Vegetable Haute Cuisine With A Michelin Star

After a decade of gastrobotany, chef Rodrigo de la Calle, owner of El Invernadero, claims the power of cooking with vegetables, sauces and fermented drinks .
Vegetarian tasting El Invernadero

Rodrigo de la Calle is celebrating his anniversary. Since in 2009 he began to cultivate his own garden and to bet on “gastrobotany” as a personal project, during the boom of Ferran Adrià’s “molecular cuisine”, ten years have passed in which he has consolidated his leadership in “cuisine highly vegetal “. 2019 is the finishing touch for a sum and it goes on, since, as he said in his presentation “Vegan Haute Cuisine” at Madrid Fusión 2019, he continues to develop new products at his restaurant El Invernadero (Madrid).

Algarium: fermented seaweed sauce

Among his most recent finds are the dried dressings and the algarium, which originates from the garum . This was “the first umami in history,” explained the cook. Used in Ancient Rome, it was used with the same assiduity as soy sauce, but it was prepared from fermented fish viscera that Rodrigo has replaced with seaweed. With two different ferments, “it is our personal flavoring to give identity to our vegetable world”.

“We have always cooked vegetables badly and for this reason they generate a certain rejection for some. We are getting new flavors through certain techniques ”, explained Rodrigo, the first Spanish chef to get a Michelin star in 2011 by cooking essentially vegetables.

In 2012 it moves away from animal protein

An icon of Rodrigo de la Calle’s kitchen is his beet tartare, the first vegan dish (without animal protein) that continues to be on his menu with the specific interpretations that he adds.

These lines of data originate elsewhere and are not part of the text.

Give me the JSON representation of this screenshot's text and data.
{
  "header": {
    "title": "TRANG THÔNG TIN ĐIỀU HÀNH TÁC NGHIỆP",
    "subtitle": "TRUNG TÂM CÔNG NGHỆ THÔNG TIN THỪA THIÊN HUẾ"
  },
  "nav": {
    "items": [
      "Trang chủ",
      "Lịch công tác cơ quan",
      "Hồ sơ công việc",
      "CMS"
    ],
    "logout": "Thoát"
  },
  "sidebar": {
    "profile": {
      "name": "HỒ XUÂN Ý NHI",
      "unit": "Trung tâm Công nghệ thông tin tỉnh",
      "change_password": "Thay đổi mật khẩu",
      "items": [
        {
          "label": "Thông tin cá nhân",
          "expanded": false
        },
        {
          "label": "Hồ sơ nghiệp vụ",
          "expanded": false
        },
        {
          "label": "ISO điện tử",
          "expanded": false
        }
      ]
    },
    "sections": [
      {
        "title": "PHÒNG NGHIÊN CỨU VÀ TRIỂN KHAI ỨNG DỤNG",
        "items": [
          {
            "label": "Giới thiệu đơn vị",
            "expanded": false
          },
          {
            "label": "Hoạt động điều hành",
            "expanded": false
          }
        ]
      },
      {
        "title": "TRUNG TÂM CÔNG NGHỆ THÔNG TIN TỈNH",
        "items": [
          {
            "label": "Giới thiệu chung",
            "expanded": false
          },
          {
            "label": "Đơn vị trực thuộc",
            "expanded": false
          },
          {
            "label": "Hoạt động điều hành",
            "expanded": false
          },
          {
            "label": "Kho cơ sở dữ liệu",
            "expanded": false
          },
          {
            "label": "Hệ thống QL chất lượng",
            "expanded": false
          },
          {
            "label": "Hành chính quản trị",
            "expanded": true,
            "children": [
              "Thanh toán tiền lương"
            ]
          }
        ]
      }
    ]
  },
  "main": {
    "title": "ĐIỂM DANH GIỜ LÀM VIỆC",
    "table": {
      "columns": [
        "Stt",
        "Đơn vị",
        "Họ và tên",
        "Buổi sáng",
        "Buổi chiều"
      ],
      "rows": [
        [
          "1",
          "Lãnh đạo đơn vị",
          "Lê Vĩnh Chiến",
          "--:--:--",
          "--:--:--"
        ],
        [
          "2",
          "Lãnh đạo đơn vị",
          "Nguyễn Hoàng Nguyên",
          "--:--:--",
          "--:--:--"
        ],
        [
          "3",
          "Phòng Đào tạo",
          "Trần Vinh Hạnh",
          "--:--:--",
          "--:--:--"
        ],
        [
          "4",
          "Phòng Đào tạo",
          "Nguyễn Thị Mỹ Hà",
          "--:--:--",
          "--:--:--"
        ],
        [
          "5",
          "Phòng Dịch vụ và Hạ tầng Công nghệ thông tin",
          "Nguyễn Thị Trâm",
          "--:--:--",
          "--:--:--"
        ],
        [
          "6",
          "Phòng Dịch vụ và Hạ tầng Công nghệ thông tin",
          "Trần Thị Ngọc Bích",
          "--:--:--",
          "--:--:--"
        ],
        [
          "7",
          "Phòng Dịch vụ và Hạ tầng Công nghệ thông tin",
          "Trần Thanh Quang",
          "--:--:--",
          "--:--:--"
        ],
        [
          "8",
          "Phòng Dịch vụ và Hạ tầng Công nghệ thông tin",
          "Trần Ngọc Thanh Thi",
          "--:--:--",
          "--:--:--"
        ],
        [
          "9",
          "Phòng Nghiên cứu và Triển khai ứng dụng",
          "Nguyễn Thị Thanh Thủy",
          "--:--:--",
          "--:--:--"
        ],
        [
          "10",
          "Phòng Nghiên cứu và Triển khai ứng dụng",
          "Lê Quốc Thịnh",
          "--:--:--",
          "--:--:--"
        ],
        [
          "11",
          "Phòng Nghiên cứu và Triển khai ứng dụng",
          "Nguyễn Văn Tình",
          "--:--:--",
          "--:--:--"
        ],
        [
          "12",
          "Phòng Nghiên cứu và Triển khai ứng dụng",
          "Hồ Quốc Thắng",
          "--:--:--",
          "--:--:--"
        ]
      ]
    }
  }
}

Using algae as flavorings, lichens, and citrus fruits less known then as the “Buddha’s hand lemon”, whose aromatic and thick skin is ideal for salads and jams, were steps that in 2012 led him to consolidate his decision to “never go back to make any tasting menu with animal protein ”, explained the cook.

However, the cook clarifies that they are not yet fully veganized. At the time they opted for the “green kitchen” label because they were neither vegan, vegetarian nor macrobiotic, but it was the option that made them happy when cooking. And they maintain the possibility that diners finish their dishes with meat or fish in the menus called “#red” and “#blue”.

Cooking preserving nutrients

They recognize that he is still “hooked” on butter and milk, but he has managed to make all his demi-glace sauces, reduced between 24 and 30 hours, to be exquisite while preserving all the nutrients of the vegetables, which he adds without toasting or burning them so as not to deplete its nutrients.

An example is the demi-glace of carrots, onions and chickpeas, which can later be enriched with leeks boiled in water and with seaweed to make a cream.

In 2013 he began to work with hot fermentations, such as black garlic, which became the common thread of his dishes. But he continued to expand techniques when a year later he traveled to China and the traditionally known fermentations began to incorporate vinegar, other textures, more spices and more depth of flavor.

Healthy fermented drinks instead of wine

With all this, and the knowledge after the experience of having been a gastronomic advisor to the more than 20 establishments of the prestigious French chef Joël Robuchon (the chef with the most Michelin stars in the world), 2015 arrived and opened El Invernadero on Ponzano street in Madrid. A year later it got a Michelin star.

Among other things, El Invernadero was born to “make healthy haute cuisine, where the world of wine does not fit. That is why we make our own line of water kefir, tepache, mead or kombucha. And with fermentation mushrooms we make our own vegetable drinks and of fruits like the first vegetable sake of beet with waste leaves “, Rodrigo specified in code” waste 0 “, a thesis that many cooks now pursue.